W.R Supratman: Lelaki yang Membangkitkan Bangsa Lewat Nada 

- Editor

Jumat, 3 Juli 2026 - 15:37 WIB

facebook twitter whatsapp telegram line copy

URL berhasil dicopy

facebook icon twitter icon whatsapp icon telegram icon line icon copy

URL berhasil dicopy

Foto: Istimewa

Foto: Istimewa

Oleh: Mikhail Adam (Peneliti Ekopol di Nusantara Centre)

Merayakan Indonesia dan membuatnya menjadi “raya serta jaya.” Inilah tema program Nusantara Centre pada bulan juni-juli ini (2026). Program yang disusun untuk menyambut kemerdekaan ke-81. Dan, cara kami merayakannya adalah membuat kelas jenius pikiran para pendiri republik, membukukannya, memfilemkannya dan menyebarkannya dalam semangat “kedaulatan berbangsa dan kesentosaan bernegara.” Wage Rudolf Supratman, adalah tokoh kesembilan dari tujuhbelas tokoh yang terpilih. Mari kita baca, teliti dan teladani.

Ialah nalar puitik dan pemberontak nusantara. Pada suatu pagi, jauh sebelum kata merdeka menjadi milik jutaan orang, seorang pemuda membawa biola berjalan menyusuri jalan tanah yang basah karena sisa hujan semalam. Hembusan angin pelabuhan membawa aroma garam dan bau besi tua kapal-kapal kolonial. Di tangan kirinya, ia menggenggam biola yang sudah mulai pudar pernisnya. Di tangan kanannya, ia membawa buku catatan lusuh berisi coretan-coretan ganjil yang kelak akan mengguncang sebuah tatanan.

Itulah W.R. Supratman. Seorang wartawan muda, pemikir gelisah, musisi yang percaya bahwa nada bisa menjadi letusan pertama bagi sebuah bangsa. Tidak ada pagi itu orang yang menduga, lelaki yang tampak pendiam itu tengah menyusun sesuatu yang akan melampaui perjalanan hidupnya sendiri: Lagu Kebangsaan Indonesia Raya.

Lagu yang dari judulnya saja sudah cukup untuk membuat penjajah gelisah dan gentar. Lagu yang membangunkan kehendak sejarah sebuah bangsa untuk merdeka.

Di zaman ketika suara harus dibisikkan lewat celah-celah ketakutan, Supratman justru memilih menciptakan sebuah lagu yang berbicara lebih lantang daripada pidato mana pun. Lagu itu sederhana, hanya beberapa baris nada, tetapi kelak akan menjadi jantung yang memompa darah perjuangan sebuah bangsa.

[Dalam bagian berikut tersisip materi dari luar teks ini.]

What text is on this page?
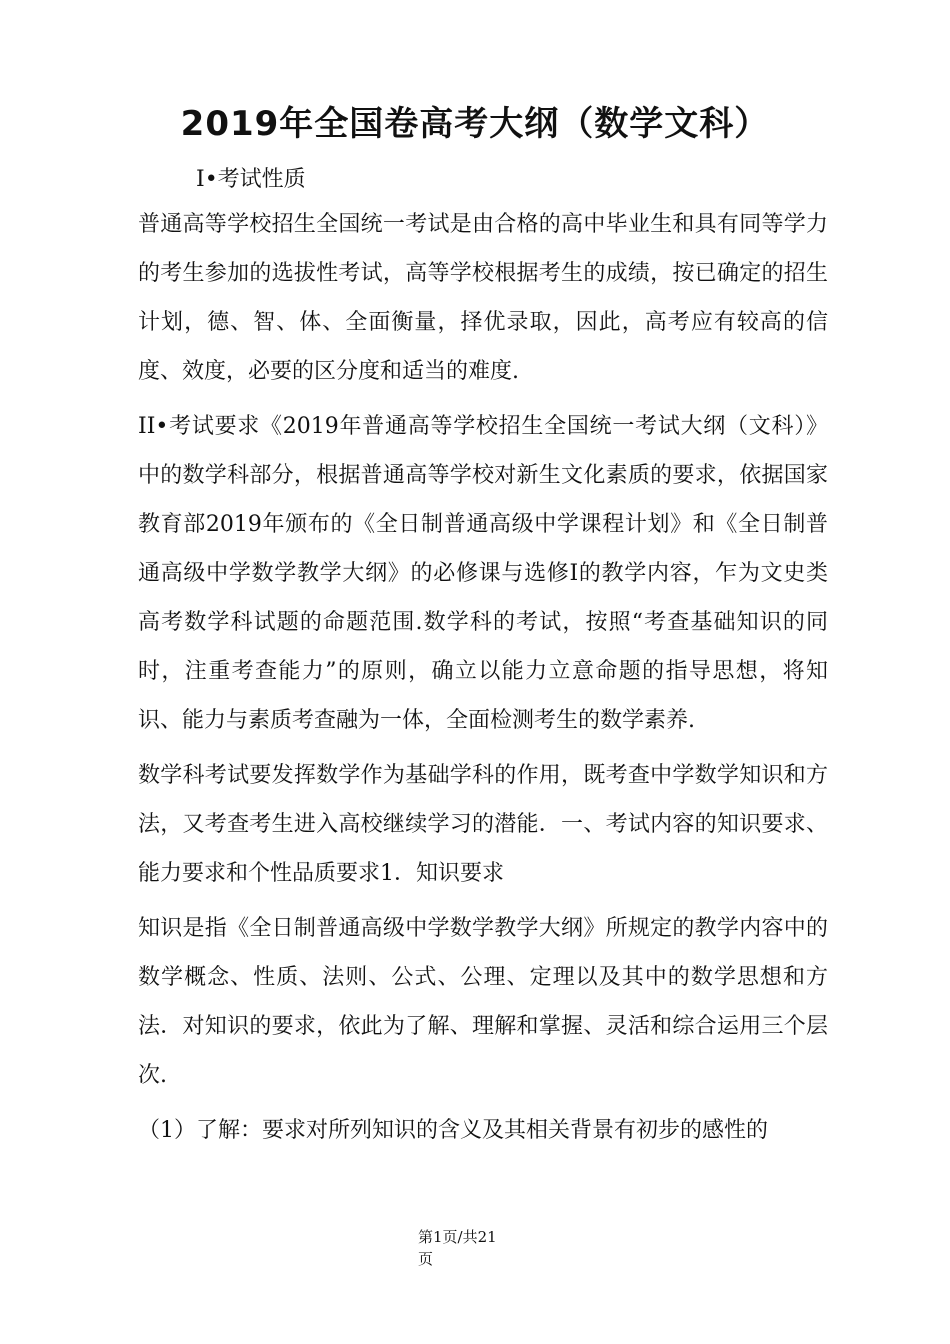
2019年全国卷高考大纲（数学文科）
I•考试性质

普通高等学校招生全国统一考试是由合格的高中毕业生和具有同等学力的考生参加的选拔性考试，高等学校根据考生的成绩，按已确定的招生计划，德、智、体、全面衡量，择优录取，因此，高考应有较高的信度、效度，必要的区分度和适当的难度.

II•考试要求《2019年普通高等学校招生全国统一考试大纲（文科）》中的数学科部分，根据普通高等学校对新生文化素质的要求，依据国家教育部2019年颁布的《全日制普通高级中学课程计划》和《全日制普通高级中学数学教学大纲》的必修课与选修I的教学内容，乍为文史类高考数学科试题的命题范围.数学科的考试，按照“考查基础知识的同时，注重考查能力”的原则，确立以能力立意命题的指导思想，将知识、能力与素质考查融为一体，全面检测考生的数学素养.

数学科考试要发挥数学作为基础学科的作用，既考查中学数学知识和方法，又考查考生进入高校继续学习的潜能．一、考试内容的知识要求、能力要求和个性品质要求1．知识要求

知识是指《全日制普通高级中学数学教学大纲》所规定的教学内容中的数学概念、性质、法则、公式、公理、定理以及其中的数学思想和方法．对知识的要求，依此为了解、理解和掌握、灵活和综合运用三个层次.

（1）了解：要求对所列知识的含义及其相关背景有初步的感性的

第1页/共21
页
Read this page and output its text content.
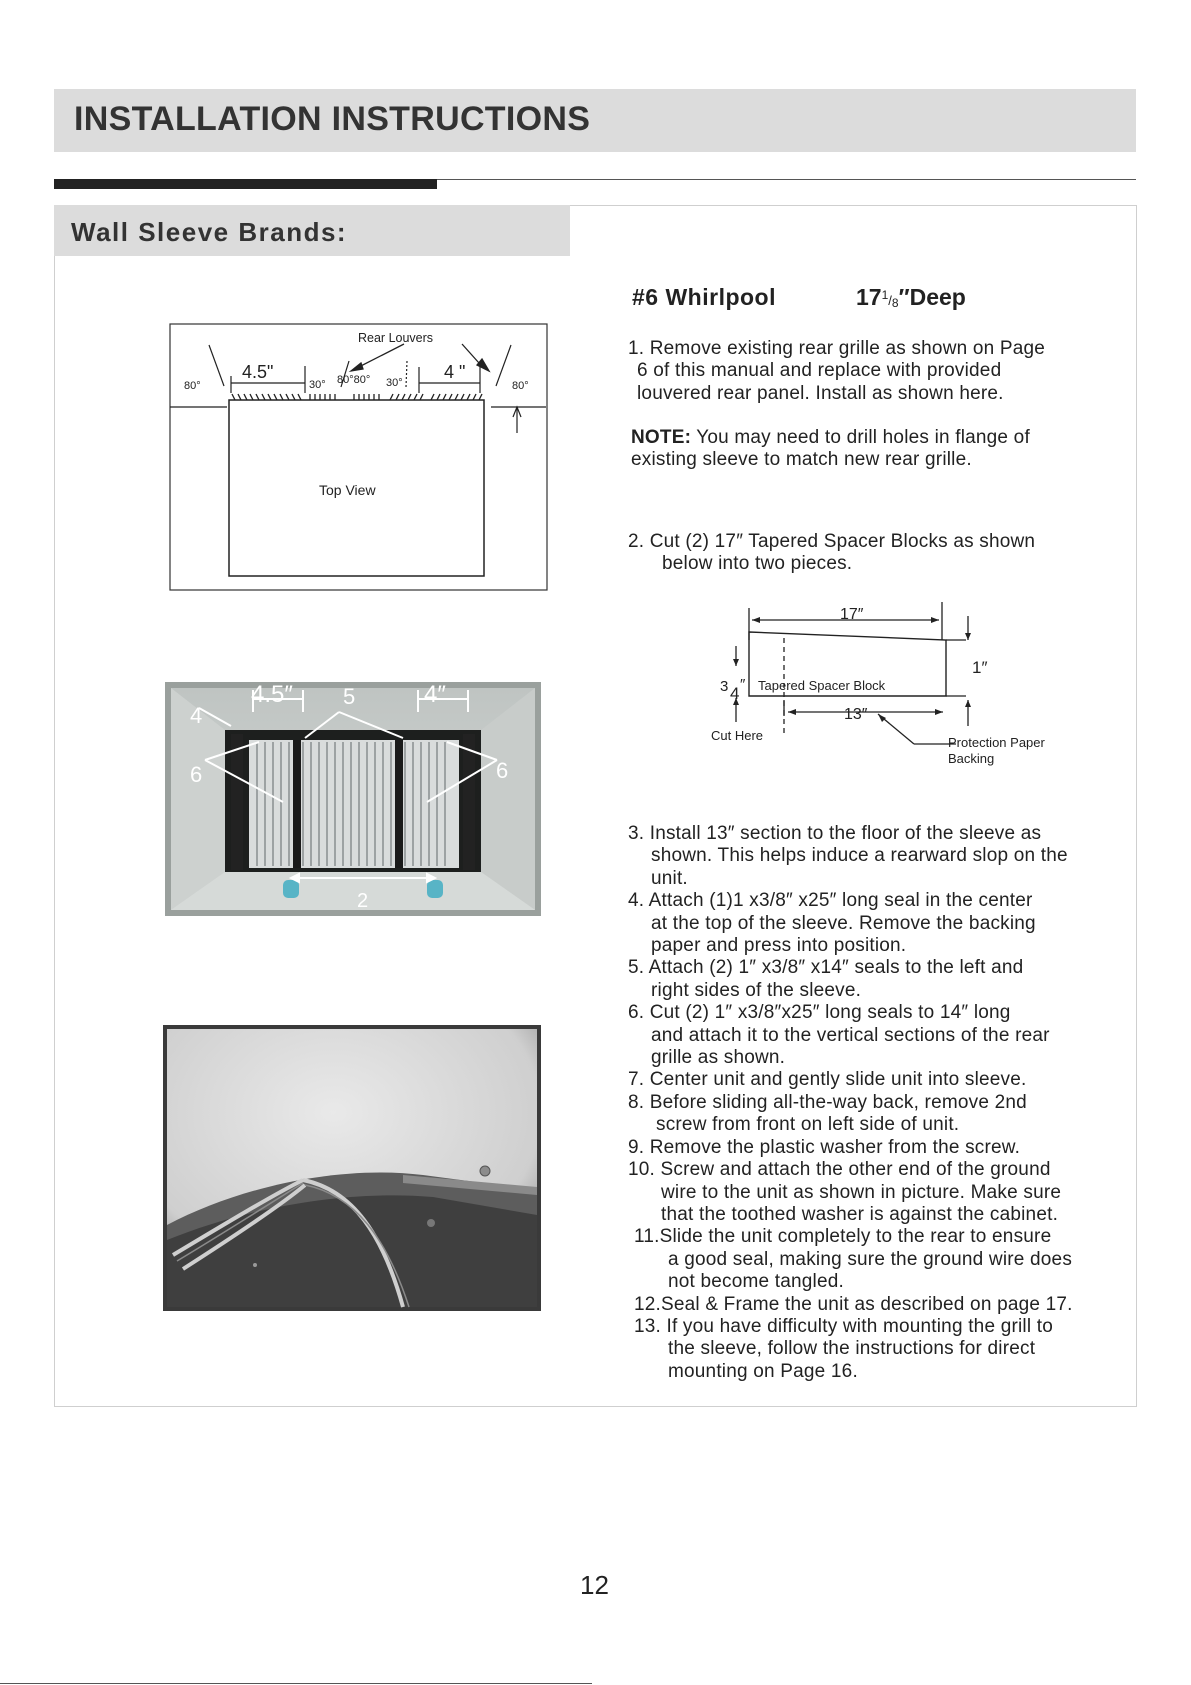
INSTALLATION INSTRUCTIONS
Wall Sleeve Brands:
Rear Louvers
Top View
4.5"	4 "
80°	80°
30° 80°80° 30°
4.5″ 5	4″
4
6	6
2
#6 Whirlpool	$17^1/8''Deep$
1. Remove existing rear grille as shown on Page
6 of this manual and replace with provided
louvered rear panel. Install as shown here.
NOTE: You may need to drill holes in flange of
existing sleeve to match new rear grille.
2. Cut (2) 17″ Tapered Spacer Blocks as shown
below into two pieces.
17″
1″
3 4 ″ Tapered Spacer Block
13″
Cut Here	Protection Paper
Backing
3. Install 13″ section to the floor of the sleeve as
shown. This helps induce a rearward slop on the
unit.
4. Attach (1)1 x3/8″ x25″ long seal in the center
at the top of the sleeve. Remove the backing
paper and press into position.
5. Attach (2) 1″ x3/8″ x14″ seals to the left and
right sides of the sleeve.
6. Cut (2) 1″ x3/8″x25″ long seals to 14″ long
and attach it to the vertical sections of the rear
grille as shown.
7. Center unit and gently slide unit into sleeve.
8. Before sliding all-the-way back, remove 2nd
screw from front on left side of unit.
9. Remove the plastic washer from the screw.
10. Screw and attach the other end of the ground
wire to the unit as shown in picture. Make sure
that the toothed washer is against the cabinet.
11.Slide the unit completely to the rear to ensure
a good seal, making sure the ground wire does
not become tangled.
12.Seal & Frame the unit as described on page 17.
13. If you have difficulty with mounting the grill to
the sleeve, follow the instructions for direct
mounting on Page 16.
12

W.R. Supratman tumbuh dalam sebuah masa yang penuh luka: Indonesia belum bernama Indonesia, rakyat belum bernama warganegara, dan kebebasan masih sekadar angan dalam kepala-kepala muda.

Sebagai wartawan Pewarta Surabaya, ia menyaksikan betapa kata-kata bisa memotong rantai penindasan. Tetapi ia tahu ada bahasa yang lebih dalam dari tulisan: bahasa musik, bahasa yang tidak memerlukan penjelasan tetapi mampu memukul langsung ke relung hati terdalam.

Dalam sunyi malam, di bawah lampu minyak yang berkerlip seperti nafas terakhir sebuah rezim, ia mengguratkan nada-nada untuk negeri yang bahkan belum merdeka. Kala itu ia seperti tidak hanya menciptakan lagu melainkan merapalkan doa kolektif.

Supratman memahami sesuatu yang dahulu terlalu dini bagi banyak orang: bahwa kemerdekaan bukan hanya soal mengusir penjajah, tetapi soal membangun kesadaran. Kesadaran bahwa bangsa ini layak merdeka. Kesadaran bahwa rakyat ini mampu menentukan nasibnya.

Baca Juga:  Karpet Merah Bukan untuk Anak Petani

Kesadaran bahwa kemerdekaan harus dimulai dalam pikiran sebelum bisa diwujudkan dalam kenyataan. Dan ia memilih musik sebagai alat untuk membentuk kesadaran itu.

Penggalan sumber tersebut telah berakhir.